The whole idea that signals emitted on a network is an "export" in the same way that shipping precursor materials to make a weapon (the actual activity this questionable government power was granted to curtail) is an "export" is just totally odious.

If I make some statement, and post it on the internet, and someone downloads it in another country, I haven't exported anything. I haven't _moved_ anything. It's the same mythology that casts copying of bytes as tantamount to stealing; it tells a lie about the nature of physical matter as contrasted with the nature of information.

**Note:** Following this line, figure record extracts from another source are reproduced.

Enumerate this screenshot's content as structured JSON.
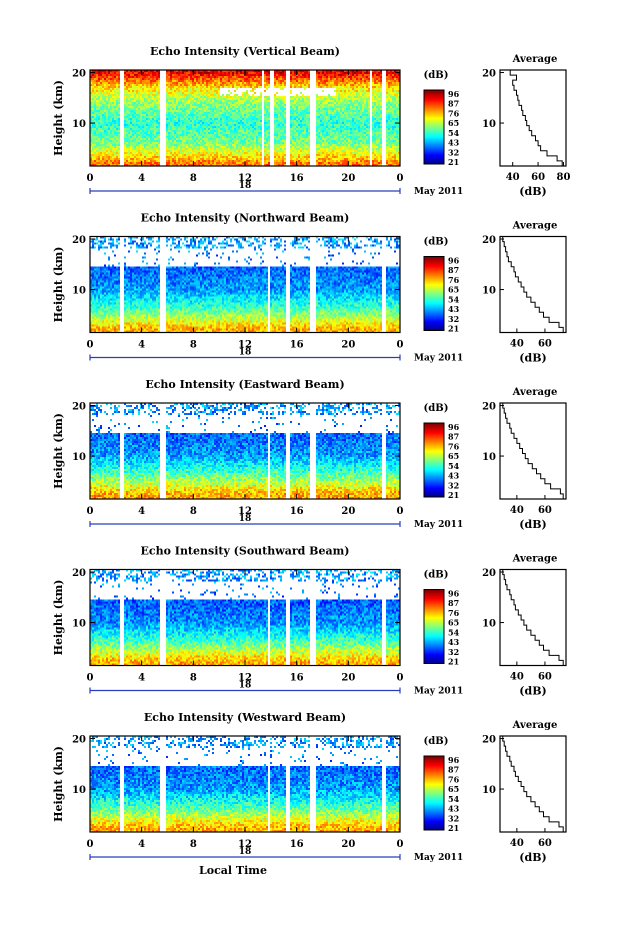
{
  "figure": {
    "xlabel": "Local Time",
    "date_label": "May 2011",
    "day_label": "18",
    "cbar_unit": "(dB)",
    "cbar_ticks": [
      "96",
      "87",
      "76",
      "65",
      "54",
      "43",
      "32",
      "21"
    ],
    "avg_title": "Average",
    "avg_xlabel": "(dB)"
  },
  "chart_data": [
    {
      "type": "heatmap",
      "title": "Echo Intensity (Vertical Beam)",
      "ylabel": "Height (km)",
      "xlim": [
        0,
        24
      ],
      "ylim": [
        1.5,
        20.5
      ],
      "xticks": [
        "0",
        "4",
        "8",
        "12",
        "16",
        "20",
        "0"
      ],
      "yticks": [
        "10",
        "20"
      ],
      "colorbar": {
        "label": "(dB)",
        "range": [
          21,
          96
        ]
      },
      "gaps": [
        [
          2.3,
          2.7
        ],
        [
          5.4,
          5.9
        ],
        [
          13.3,
          13.5
        ],
        [
          14.0,
          14.2
        ],
        [
          15.2,
          15.5
        ],
        [
          17.1,
          17.5
        ],
        [
          21.7,
          21.9
        ],
        [
          22.6,
          22.9
        ]
      ],
      "profile": [
        [
          20,
          88
        ],
        [
          17,
          70
        ],
        [
          14,
          60
        ],
        [
          10,
          52
        ],
        [
          6,
          58
        ],
        [
          3,
          72
        ],
        [
          2,
          78
        ]
      ],
      "average": {
        "xlabel": "(dB)",
        "xlim": [
          30,
          82
        ],
        "xticks": [
          "40",
          "60",
          "80"
        ],
        "ylim": [
          1.5,
          20.5
        ],
        "heights": [
          2,
          3,
          4,
          5,
          6,
          7,
          8,
          9,
          10,
          11,
          12,
          13,
          14,
          15,
          16,
          17,
          18,
          19,
          20
        ],
        "values": [
          79,
          75,
          67,
          62,
          60,
          58,
          55,
          53,
          51,
          50,
          48,
          47,
          45,
          44,
          43,
          41,
          40,
          43,
          38
        ]
      }
    },
    {
      "type": "heatmap",
      "title": "Echo Intensity (Northward Beam)",
      "ylabel": "Height (km)",
      "xlim": [
        0,
        24
      ],
      "ylim": [
        1.5,
        20.5
      ],
      "xticks": [
        "0",
        "4",
        "8",
        "12",
        "16",
        "20",
        "0"
      ],
      "yticks": [
        "10",
        "20"
      ],
      "colorbar": {
        "label": "(dB)",
        "range": [
          21,
          96
        ]
      },
      "gaps": [
        [
          2.3,
          2.7
        ],
        [
          5.4,
          5.9
        ],
        [
          13.8,
          14.0
        ],
        [
          15.2,
          15.5
        ],
        [
          17.1,
          17.5
        ],
        [
          22.6,
          22.9
        ]
      ],
      "profile": [
        [
          20,
          42
        ],
        [
          17,
          40
        ],
        [
          14,
          38
        ],
        [
          10,
          42
        ],
        [
          6,
          55
        ],
        [
          3,
          70
        ],
        [
          2,
          74
        ]
      ],
      "average": {
        "xlabel": "(dB)",
        "xlim": [
          28,
          75
        ],
        "xticks": [
          "40",
          "60"
        ],
        "ylim": [
          1.5,
          20.5
        ],
        "heights": [
          2,
          3,
          4,
          5,
          6,
          7,
          8,
          9,
          10,
          11,
          12,
          13,
          14,
          15,
          16,
          17,
          18,
          19,
          20
        ],
        "values": [
          73,
          70,
          63,
          59,
          56,
          53,
          50,
          47,
          45,
          43,
          41,
          39,
          38,
          36,
          34,
          33,
          32,
          31,
          30
        ]
      }
    },
    {
      "type": "heatmap",
      "title": "Echo Intensity (Eastward Beam)",
      "ylabel": "Height (km)",
      "xlim": [
        0,
        24
      ],
      "ylim": [
        1.5,
        20.5
      ],
      "xticks": [
        "0",
        "4",
        "8",
        "12",
        "16",
        "20",
        "0"
      ],
      "yticks": [
        "10",
        "20"
      ],
      "colorbar": {
        "label": "(dB)",
        "range": [
          21,
          96
        ]
      },
      "gaps": [
        [
          2.3,
          2.7
        ],
        [
          5.4,
          5.9
        ],
        [
          13.8,
          14.0
        ],
        [
          15.2,
          15.5
        ],
        [
          17.1,
          17.5
        ],
        [
          22.6,
          22.9
        ]
      ],
      "profile": [
        [
          20,
          42
        ],
        [
          17,
          40
        ],
        [
          14,
          38
        ],
        [
          10,
          42
        ],
        [
          6,
          57
        ],
        [
          3,
          72
        ],
        [
          2,
          75
        ]
      ],
      "average": {
        "xlabel": "(dB)",
        "xlim": [
          28,
          75
        ],
        "xticks": [
          "40",
          "60"
        ],
        "ylim": [
          1.5,
          20.5
        ],
        "heights": [
          2,
          3,
          4,
          5,
          6,
          7,
          8,
          9,
          10,
          11,
          12,
          13,
          14,
          15,
          16,
          17,
          18,
          19,
          20
        ],
        "values": [
          73,
          71,
          64,
          60,
          57,
          54,
          51,
          48,
          46,
          44,
          42,
          40,
          38,
          36,
          35,
          33,
          32,
          31,
          30
        ]
      }
    },
    {
      "type": "heatmap",
      "title": "Echo Intensity (Southward Beam)",
      "ylabel": "Height (km)",
      "xlim": [
        0,
        24
      ],
      "ylim": [
        1.5,
        20.5
      ],
      "xticks": [
        "0",
        "4",
        "8",
        "12",
        "16",
        "20",
        "0"
      ],
      "yticks": [
        "10",
        "20"
      ],
      "colorbar": {
        "label": "(dB)",
        "range": [
          21,
          96
        ]
      },
      "gaps": [
        [
          2.3,
          2.7
        ],
        [
          5.4,
          5.9
        ],
        [
          13.8,
          14.0
        ],
        [
          15.2,
          15.5
        ],
        [
          17.1,
          17.5
        ],
        [
          22.6,
          22.9
        ]
      ],
      "profile": [
        [
          20,
          42
        ],
        [
          17,
          40
        ],
        [
          14,
          37
        ],
        [
          10,
          41
        ],
        [
          6,
          55
        ],
        [
          3,
          71
        ],
        [
          2,
          74
        ]
      ],
      "average": {
        "xlabel": "(dB)",
        "xlim": [
          28,
          75
        ],
        "xticks": [
          "40",
          "60"
        ],
        "ylim": [
          1.5,
          20.5
        ],
        "heights": [
          2,
          3,
          4,
          5,
          6,
          7,
          8,
          9,
          10,
          11,
          12,
          13,
          14,
          15,
          16,
          17,
          18,
          19,
          20
        ],
        "values": [
          73,
          70,
          63,
          59,
          56,
          53,
          50,
          47,
          45,
          43,
          41,
          39,
          38,
          36,
          35,
          33,
          32,
          31,
          30
        ]
      }
    },
    {
      "type": "heatmap",
      "title": "Echo Intensity (Westward Beam)",
      "ylabel": "Height (km)",
      "xlim": [
        0,
        24
      ],
      "ylim": [
        1.5,
        20.5
      ],
      "xticks": [
        "0",
        "4",
        "8",
        "12",
        "16",
        "20",
        "0"
      ],
      "yticks": [
        "10",
        "20"
      ],
      "colorbar": {
        "label": "(dB)",
        "range": [
          21,
          96
        ]
      },
      "gaps": [
        [
          2.3,
          2.7
        ],
        [
          5.4,
          5.9
        ],
        [
          13.8,
          14.0
        ],
        [
          15.2,
          15.5
        ],
        [
          17.1,
          17.5
        ],
        [
          22.6,
          22.9
        ]
      ],
      "profile": [
        [
          20,
          42
        ],
        [
          17,
          40
        ],
        [
          14,
          38
        ],
        [
          10,
          42
        ],
        [
          6,
          56
        ],
        [
          3,
          71
        ],
        [
          2,
          74
        ]
      ],
      "average": {
        "xlabel": "(dB)",
        "xlim": [
          28,
          75
        ],
        "xticks": [
          "40",
          "60"
        ],
        "ylim": [
          1.5,
          20.5
        ],
        "heights": [
          2,
          3,
          4,
          5,
          6,
          7,
          8,
          9,
          10,
          11,
          12,
          13,
          14,
          15,
          16,
          17,
          18,
          19,
          20
        ],
        "values": [
          73,
          70,
          63,
          59,
          56,
          53,
          50,
          47,
          45,
          43,
          41,
          39,
          38,
          36,
          35,
          33,
          32,
          31,
          30
        ]
      }
    }
  ]
}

So, OK, let's say this is so - that this activity is not a legitimate target of the export control - why doesn't Anthropic just tell the US government to pound sand, and that they'll choose to ignore this directive?

Is it just because they fear violent reprisal from agents of the state?

And if so - if the reason that we tolerate censorship and damage to the internet, a global collaborative project specifically designed to evolve above the whim of any legacy state is that the actors in question fear violence - haven't we departed democratic notions of decision-making in favor of a "might makes right" approach?

I'm not convinced that the US government can ever embody (or has ever embodied) the republic framework set forth in its founding documents, but at a minimum, for it to do so, and for it to be constrained to those functions, its constituents need to somehow overcome this fear of telling the government, "no, we won't do that. See you in court."